The paper also emphasizes diagnostic interpretability. ViroBench provides family-level confusion structure, host-stratified generation analyses, split-wise performance gaps, and architecture/pretraining-lineage comparisons. A plausible implication is that it is intended less as a single leaderboard than as a measurement framework for model failure under biologically realistic stressors. This is reinforced by the public release of datasets and code at https://github.com/QIANJINYDX/ViroBench (Ye et al., 25 May 2026).
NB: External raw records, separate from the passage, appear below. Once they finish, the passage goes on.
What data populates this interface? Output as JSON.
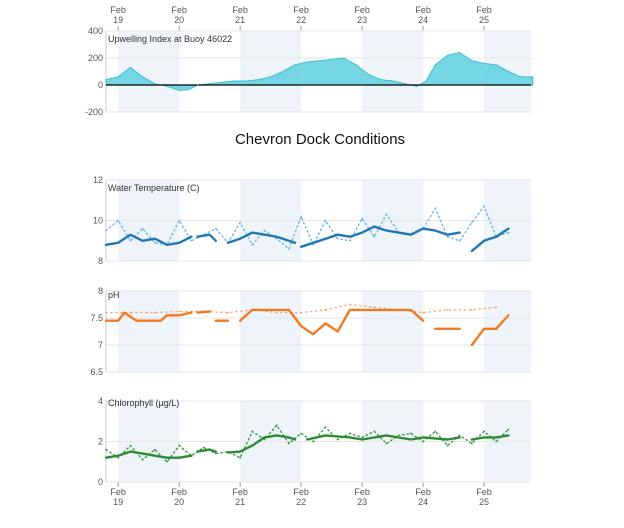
{
  "title": "Chevron Dock Conditions",
  "colors": {
    "upwelling": "#5ecfdf",
    "upwelling_stroke": "#3fbfd3",
    "temperature": "#1f77b4",
    "temperature_raw": "#6fb6e8",
    "ph": "#f07a22",
    "ph_raw": "#f5a566",
    "chlorophyll": "#2e8b34",
    "chlorophyll_raw": "#3f9a45",
    "band": "#eef4fa",
    "grid": "#e6e6e6"
  },
  "date_ticks": [
    {
      "month": "Feb",
      "day": "19"
    },
    {
      "month": "Feb",
      "day": "20"
    },
    {
      "month": "Feb",
      "day": "21"
    },
    {
      "month": "Feb",
      "day": "22"
    },
    {
      "month": "Feb",
      "day": "23"
    },
    {
      "month": "Feb",
      "day": "24"
    },
    {
      "month": "Feb",
      "day": "25"
    }
  ],
  "chart_data": [
    {
      "type": "area",
      "title": "Upwelling Index at Buoy 46022",
      "xlabel": "",
      "ylabel": "",
      "x_ticks": [
        "Feb 19",
        "Feb 20",
        "Feb 21",
        "Feb 22",
        "Feb 23",
        "Feb 24",
        "Feb 25"
      ],
      "ylim": [
        -200,
        400
      ],
      "y_ticks": [
        -200,
        0,
        200,
        400
      ],
      "x": [
        18.8,
        19.0,
        19.2,
        19.4,
        19.6,
        19.8,
        20.0,
        20.15,
        20.3,
        20.5,
        20.7,
        20.9,
        21.1,
        21.3,
        21.5,
        21.7,
        21.9,
        22.1,
        22.3,
        22.5,
        22.7,
        22.9,
        23.1,
        23.3,
        23.5,
        23.7,
        23.9,
        24.05,
        24.2,
        24.4,
        24.6,
        24.8,
        25.0,
        25.2,
        25.4,
        25.6,
        25.8
      ],
      "values": [
        40,
        60,
        130,
        60,
        10,
        -10,
        -40,
        -35,
        0,
        10,
        20,
        30,
        30,
        40,
        60,
        100,
        150,
        170,
        180,
        190,
        200,
        150,
        80,
        40,
        30,
        10,
        -10,
        30,
        150,
        220,
        240,
        180,
        160,
        150,
        100,
        60,
        60
      ]
    },
    {
      "type": "line",
      "title": "Water Temperature (C)",
      "ylim": [
        8,
        12
      ],
      "y_ticks": [
        8,
        10,
        12
      ],
      "series": [
        {
          "role": "smoothed",
          "x": [
            18.8,
            19.0,
            19.2,
            19.4,
            19.6,
            19.8,
            20.0,
            20.2
          ],
          "values": [
            8.8,
            8.9,
            9.3,
            9.0,
            9.1,
            8.8,
            8.9,
            9.2
          ]
        },
        {
          "role": "smoothed",
          "x": [
            20.3,
            20.5,
            20.6
          ],
          "values": [
            9.2,
            9.3,
            9.0
          ]
        },
        {
          "role": "smoothed",
          "x": [
            20.8,
            21.0,
            21.2,
            21.4,
            21.6,
            21.8,
            21.9
          ],
          "values": [
            8.9,
            9.1,
            9.4,
            9.3,
            9.2,
            9.0,
            8.9
          ]
        },
        {
          "role": "smoothed",
          "x": [
            22.0,
            22.2,
            22.4,
            22.6,
            22.8,
            23.0,
            23.2,
            23.4,
            23.6,
            23.8,
            24.0,
            24.2,
            24.4,
            24.6
          ],
          "values": [
            8.7,
            8.9,
            9.1,
            9.3,
            9.2,
            9.4,
            9.7,
            9.5,
            9.4,
            9.3,
            9.6,
            9.5,
            9.3,
            9.4
          ]
        },
        {
          "role": "smoothed",
          "x": [
            24.8,
            25.0,
            25.2,
            25.4
          ],
          "values": [
            8.5,
            9.0,
            9.2,
            9.6
          ]
        },
        {
          "role": "raw",
          "x": [
            18.8,
            19.0,
            19.2,
            19.4,
            19.6,
            19.8,
            20.0,
            20.2,
            20.6,
            20.8,
            21.0,
            21.2,
            21.4,
            21.6,
            21.8,
            22.0,
            22.2,
            22.4,
            22.6,
            22.8,
            23.0,
            23.2,
            23.4,
            23.6,
            23.8,
            24.0,
            24.2,
            24.4,
            24.6,
            24.8,
            25.0,
            25.2,
            25.4
          ],
          "values": [
            9.5,
            10.0,
            9.0,
            9.6,
            8.9,
            8.8,
            10.0,
            9.0,
            9.6,
            8.9,
            9.9,
            8.8,
            9.5,
            9.1,
            8.6,
            10.2,
            8.8,
            10.0,
            9.1,
            9.0,
            10.1,
            9.2,
            10.3,
            9.4,
            9.3,
            9.6,
            10.6,
            9.2,
            9.0,
            9.9,
            10.7,
            9.2,
            9.4
          ]
        }
      ]
    },
    {
      "type": "line",
      "title": "pH",
      "ylim": [
        6.5,
        8
      ],
      "y_ticks": [
        6.5,
        7,
        7.5,
        8
      ],
      "series": [
        {
          "role": "smoothed",
          "x": [
            18.8,
            19.0,
            19.1,
            19.3,
            19.5,
            19.7,
            19.8,
            20.0,
            20.2
          ],
          "values": [
            7.45,
            7.45,
            7.6,
            7.45,
            7.45,
            7.45,
            7.55,
            7.55,
            7.6
          ]
        },
        {
          "role": "smoothed",
          "x": [
            20.3,
            20.5
          ],
          "values": [
            7.6,
            7.62
          ]
        },
        {
          "role": "smoothed",
          "x": [
            20.6,
            20.8
          ],
          "values": [
            7.45,
            7.45
          ]
        },
        {
          "role": "smoothed",
          "x": [
            21.0,
            21.2,
            21.4,
            21.6,
            21.8,
            22.0,
            22.2,
            22.4,
            22.6,
            22.8,
            23.0,
            23.4,
            23.8,
            24.0
          ],
          "values": [
            7.45,
            7.65,
            7.65,
            7.65,
            7.65,
            7.35,
            7.2,
            7.4,
            7.25,
            7.65,
            7.65,
            7.65,
            7.65,
            7.45
          ]
        },
        {
          "role": "smoothed",
          "x": [
            24.2,
            24.4,
            24.6
          ],
          "values": [
            7.3,
            7.3,
            7.3
          ]
        },
        {
          "role": "smoothed",
          "x": [
            24.8,
            25.0,
            25.2,
            25.4
          ],
          "values": [
            7.0,
            7.3,
            7.3,
            7.55
          ]
        },
        {
          "role": "raw",
          "x": [
            18.8,
            19.2,
            19.6,
            20.0,
            20.4,
            20.8,
            21.2,
            21.6,
            22.0,
            22.4,
            22.8,
            23.2,
            23.6,
            24.0,
            24.4,
            24.8,
            25.2
          ],
          "values": [
            7.6,
            7.6,
            7.6,
            7.62,
            7.62,
            7.6,
            7.65,
            7.6,
            7.6,
            7.65,
            7.75,
            7.7,
            7.65,
            7.6,
            7.65,
            7.65,
            7.7
          ]
        }
      ]
    },
    {
      "type": "line",
      "title": "Chlorophyll (µg/L)",
      "ylim": [
        0,
        4
      ],
      "y_ticks": [
        0,
        2,
        4
      ],
      "series": [
        {
          "role": "smoothed",
          "x": [
            18.8,
            19.0,
            19.2,
            19.4,
            19.6,
            19.8,
            20.0,
            20.2
          ],
          "values": [
            1.2,
            1.3,
            1.5,
            1.4,
            1.3,
            1.2,
            1.2,
            1.3
          ]
        },
        {
          "role": "smoothed",
          "x": [
            20.3,
            20.5,
            20.6
          ],
          "values": [
            1.5,
            1.6,
            1.5
          ]
        },
        {
          "role": "smoothed",
          "x": [
            20.8,
            21.0,
            21.2,
            21.4,
            21.6,
            21.8,
            21.9
          ],
          "values": [
            1.45,
            1.5,
            1.8,
            2.2,
            2.3,
            2.2,
            2.1
          ]
        },
        {
          "role": "smoothed",
          "x": [
            22.1,
            22.4,
            22.8,
            23.0,
            23.4,
            23.8,
            24.0,
            24.4,
            24.6
          ],
          "values": [
            2.1,
            2.3,
            2.2,
            2.1,
            2.3,
            2.1,
            2.2,
            2.1,
            2.2
          ]
        },
        {
          "role": "smoothed",
          "x": [
            24.8,
            25.0,
            25.2,
            25.4
          ],
          "values": [
            2.1,
            2.2,
            2.2,
            2.3
          ]
        },
        {
          "role": "raw",
          "x": [
            18.8,
            19.0,
            19.2,
            19.4,
            19.6,
            19.8,
            20.0,
            20.2,
            20.4,
            20.6,
            20.8,
            21.0,
            21.2,
            21.4,
            21.6,
            21.8,
            22.0,
            22.2,
            22.4,
            22.6,
            22.8,
            23.0,
            23.2,
            23.4,
            23.6,
            23.8,
            24.0,
            24.2,
            24.4,
            24.6,
            24.8,
            25.0,
            25.2,
            25.4
          ],
          "values": [
            1.6,
            1.2,
            1.8,
            1.1,
            1.6,
            1.0,
            1.8,
            1.3,
            1.7,
            1.4,
            1.5,
            1.2,
            2.5,
            2.1,
            2.8,
            1.9,
            2.4,
            2.0,
            2.7,
            2.1,
            2.4,
            2.2,
            2.5,
            1.9,
            2.3,
            2.4,
            2.0,
            2.5,
            1.8,
            2.3,
            1.9,
            2.5,
            2.0,
            2.6
          ]
        }
      ]
    }
  ]
}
The authors identify several limitations. Host prediction is simplified to single-label classification over coarse host categories, even though many viruses are multi-host. Temporal labels are based on NCBI deposit or recorded dates and therefore reflect surveillance and sequencing effort as much as true emergence time. Genus-disjoint evaluation is biologically stronger than random split, but not perfect, because recombination and reassortment can preserve homologous sequence blocks across genera. The in-house ViroHyena models currently operate with a maximum context of about 8k tokens. Finally, the benchmark’s generative tasks are explicitly not presented as a virus-design system; rather, the benchmark is meant to make risk-relevant behavior measurable and visible without providing guidance for constructing or validating viruses (Ye et al., 25 May 2026).
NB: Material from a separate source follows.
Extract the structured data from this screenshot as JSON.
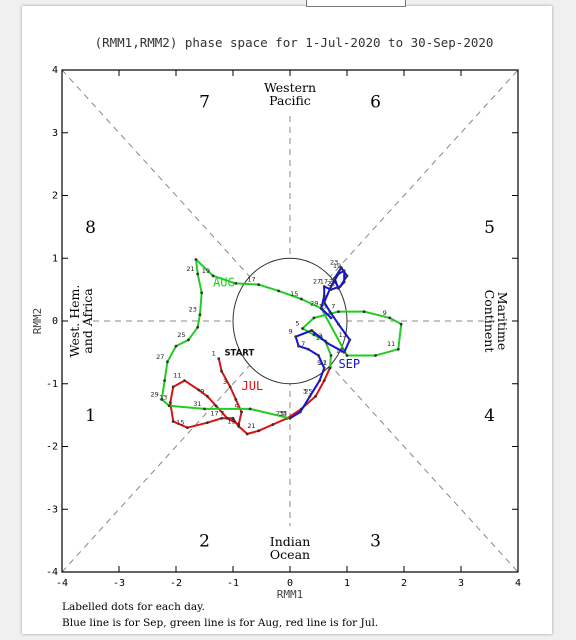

Taken together, ViroBench establishes a viral-genomics evaluation framework in which robustness under phylogenetic and temporal shift, biological validity of generated sequence, and biosecurity-aware measurement are treated as first-class criteria. Its central result is not merely that some models outperform others, but that viral NFM evaluation requires biologically realistic splits, function-aware generative metrics, and explicit attention to how domain-specific pretraining data shape both capability and failure.